A lot of VU fans are advocating resting Sonny Gray for the second game, in the belief that Vanderbilt can cakewalk all over Illinois State just like we cakewalked all over Murray State.... err, I mean, in the belief that Taylor Hill is plenty good enough to beat Ill State. If I had to guess, I'd imagine Corbin will stick to the rotation because he usually does (with the exception of 2008, right?). But what should we do?
I don't know VU's personnel, let alone Louisville's and Illinois State's, enough to have an intelligent opinion, but I can tell how I'd answer this question.
The nasty details of my plan
1st simplifying assumption: The goal is to simply win the first two games. We want to maximize that probability p(win first two), which is virtually the same thing as maximizing p(win regional).
2nd simplifying assumption: Louisville will beat St. Louis. You can think about all the permutations if SLU wins, and it's baseball so 4-over-1 isn't rare at all. But for now, let's keep it simple.

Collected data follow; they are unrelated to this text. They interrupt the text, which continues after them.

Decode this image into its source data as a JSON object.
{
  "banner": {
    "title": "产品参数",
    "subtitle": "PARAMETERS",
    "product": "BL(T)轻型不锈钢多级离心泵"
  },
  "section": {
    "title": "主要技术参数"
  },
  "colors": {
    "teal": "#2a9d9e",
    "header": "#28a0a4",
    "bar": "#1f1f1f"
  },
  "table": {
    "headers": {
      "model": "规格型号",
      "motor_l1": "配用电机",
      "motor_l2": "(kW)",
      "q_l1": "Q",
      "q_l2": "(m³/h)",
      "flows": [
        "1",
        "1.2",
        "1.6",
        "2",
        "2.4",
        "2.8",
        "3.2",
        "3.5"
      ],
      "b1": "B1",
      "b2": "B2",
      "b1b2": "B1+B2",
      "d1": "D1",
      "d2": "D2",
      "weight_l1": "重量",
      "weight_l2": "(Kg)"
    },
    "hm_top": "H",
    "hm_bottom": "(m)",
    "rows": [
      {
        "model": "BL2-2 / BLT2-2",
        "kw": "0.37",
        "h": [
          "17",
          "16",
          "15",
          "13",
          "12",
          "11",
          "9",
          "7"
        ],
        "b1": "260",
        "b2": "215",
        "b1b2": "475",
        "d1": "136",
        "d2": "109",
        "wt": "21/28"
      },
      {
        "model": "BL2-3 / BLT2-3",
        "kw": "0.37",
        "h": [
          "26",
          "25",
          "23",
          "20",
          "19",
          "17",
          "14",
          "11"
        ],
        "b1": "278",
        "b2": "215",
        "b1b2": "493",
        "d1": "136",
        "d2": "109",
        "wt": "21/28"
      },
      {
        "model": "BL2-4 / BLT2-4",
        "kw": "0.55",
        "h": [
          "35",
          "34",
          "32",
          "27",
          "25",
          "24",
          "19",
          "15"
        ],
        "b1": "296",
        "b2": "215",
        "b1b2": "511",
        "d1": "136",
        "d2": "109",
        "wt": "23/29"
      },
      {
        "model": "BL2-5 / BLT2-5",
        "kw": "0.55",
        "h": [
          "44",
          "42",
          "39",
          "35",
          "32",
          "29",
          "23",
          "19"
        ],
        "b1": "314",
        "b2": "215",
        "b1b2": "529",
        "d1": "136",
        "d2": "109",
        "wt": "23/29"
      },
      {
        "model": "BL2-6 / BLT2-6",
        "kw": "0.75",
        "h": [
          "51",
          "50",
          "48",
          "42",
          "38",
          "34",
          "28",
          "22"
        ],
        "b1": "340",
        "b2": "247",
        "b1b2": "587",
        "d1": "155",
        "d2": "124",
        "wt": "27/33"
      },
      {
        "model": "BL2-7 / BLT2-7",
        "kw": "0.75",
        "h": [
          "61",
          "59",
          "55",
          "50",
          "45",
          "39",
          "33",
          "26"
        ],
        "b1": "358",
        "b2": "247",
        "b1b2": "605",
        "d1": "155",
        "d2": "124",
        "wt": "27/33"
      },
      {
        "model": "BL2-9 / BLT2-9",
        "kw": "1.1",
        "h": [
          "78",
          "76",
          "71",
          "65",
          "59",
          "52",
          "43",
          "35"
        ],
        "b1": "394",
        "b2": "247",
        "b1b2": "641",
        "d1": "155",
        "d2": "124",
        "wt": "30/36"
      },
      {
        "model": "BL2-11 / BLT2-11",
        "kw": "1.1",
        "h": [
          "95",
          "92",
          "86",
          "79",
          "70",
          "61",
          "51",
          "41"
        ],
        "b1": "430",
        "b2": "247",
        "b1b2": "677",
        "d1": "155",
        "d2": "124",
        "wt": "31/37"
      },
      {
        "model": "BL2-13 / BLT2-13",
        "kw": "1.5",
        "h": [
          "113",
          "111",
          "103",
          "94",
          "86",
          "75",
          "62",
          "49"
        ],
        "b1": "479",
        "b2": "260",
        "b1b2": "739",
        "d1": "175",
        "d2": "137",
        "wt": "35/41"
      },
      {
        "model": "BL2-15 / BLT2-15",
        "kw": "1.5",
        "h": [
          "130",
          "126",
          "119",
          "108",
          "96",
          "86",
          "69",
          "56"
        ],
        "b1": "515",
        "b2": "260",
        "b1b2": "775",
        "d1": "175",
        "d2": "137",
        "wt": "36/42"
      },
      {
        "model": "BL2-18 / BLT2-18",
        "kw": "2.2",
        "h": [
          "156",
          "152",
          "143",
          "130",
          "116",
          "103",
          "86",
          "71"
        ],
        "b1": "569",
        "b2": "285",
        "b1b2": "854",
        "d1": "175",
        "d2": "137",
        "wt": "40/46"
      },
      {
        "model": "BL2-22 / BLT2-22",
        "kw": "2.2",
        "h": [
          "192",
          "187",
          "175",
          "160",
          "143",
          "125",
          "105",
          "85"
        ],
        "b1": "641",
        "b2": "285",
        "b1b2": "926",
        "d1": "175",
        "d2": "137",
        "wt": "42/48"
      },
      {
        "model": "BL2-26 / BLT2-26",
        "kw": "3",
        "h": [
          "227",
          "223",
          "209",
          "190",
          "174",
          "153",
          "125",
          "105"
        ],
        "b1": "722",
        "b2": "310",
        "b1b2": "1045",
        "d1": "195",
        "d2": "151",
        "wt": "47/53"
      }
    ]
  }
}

3rdd simplifying assumption: We want to avoid befuddling game theory situations -- Vanderbilt names its Friday starter, then Louisville names its Friday starter, then VU changes it based on Louisville's decision, then Louisville changes, then they keep going until they reach equilibrium or until it's time for VU - ISU to play ball on Friday. Therefore, let's assume every other team's rotation is fixed.
Find instances where pitchers of similar stats to Sonny Gray have taken on lineups of similar strength to ISU. Find instances where pitchers of similar stats to ISU's #1 have taken on lineups similar to VU's. From those project a win probability if Gray takes on ISU.
Now repeat for Taylor Hill and ISU; for Gray and Louisville; and for Hill and Louisville. Multiply the relevant win probabilities: Hill-ISU times Gray-Lou for one final probability; Gray-ISU * Hill-Lou for the second probability. The higher number is the pitching tactic you should use.
Are these calculations practical to perform? No way! I don't even know if anyone keeps detailed, schedule-neutral stats on the qualities of pitchers or of starting lineups. There's probably someone who's related expected runs to win probabilities in MLB. (In other words: we expect 3.5 runs vs their pitching with a standard deviation of 1.0 run; they expect 2.8 runs against our pitching with an SD of 0.7 runs. What's the probability that we win?)
Conclusion: The value of this thought experiment.
Going to the trouble to write all this down does have a bit of a point, though. Human intuition tends to be really awful at multiplying probabilities. For example, most people's intuitive analysis of Bill Belichick's infamous fourth-down attempt versus Indianapolis is way too simple: if you go for it, you might miss it. If you go for it and miss, you leave the Colts offense at the NE 28, and Peyton Manning will surely beat you from there. Therefore it's clearly better to punt and make the Indpls. offense work to score on you, right?
Plain as day -- except that it's the wrong conclusion. For virtually any sane assumptions about the Colts' scoring probabilities Belichick made the right call. Intuition misses this subtlety, because intuition has trouble dealing with chains of probabilities -- the Pats lose if they miss the fourth-down conversion and Indpls. scores. Vanderbilt stays in the winner's bracket if they beat Ill. State and they beat Louisville.
Likewise, I'm pretty sure intuition overstates the value of saving Gray for Louisville. Intuition treats Gray versus Ill. State as a sure win, but it's not a sure win. Intuition treats Hill versus Louisville as a sure loss, but it's not a sure loss. What we really need, at the very least, is a theoretical framework for how best to assign differing amounts of pitching talent versus differing amounts of hitting talent.
If we had some idea of the shape of those graphs -- if we had an idea, for example, how quickly Roy Halladay's performance degrades when facing a strong offense instead of a weak or mediocre offense, and how quickly a journeyman pitcher's performance degrades, and whether they both degrade at the same rate -- then we could start to guess at an answer to the original tactical question. Until then, we're just shooting in the dark.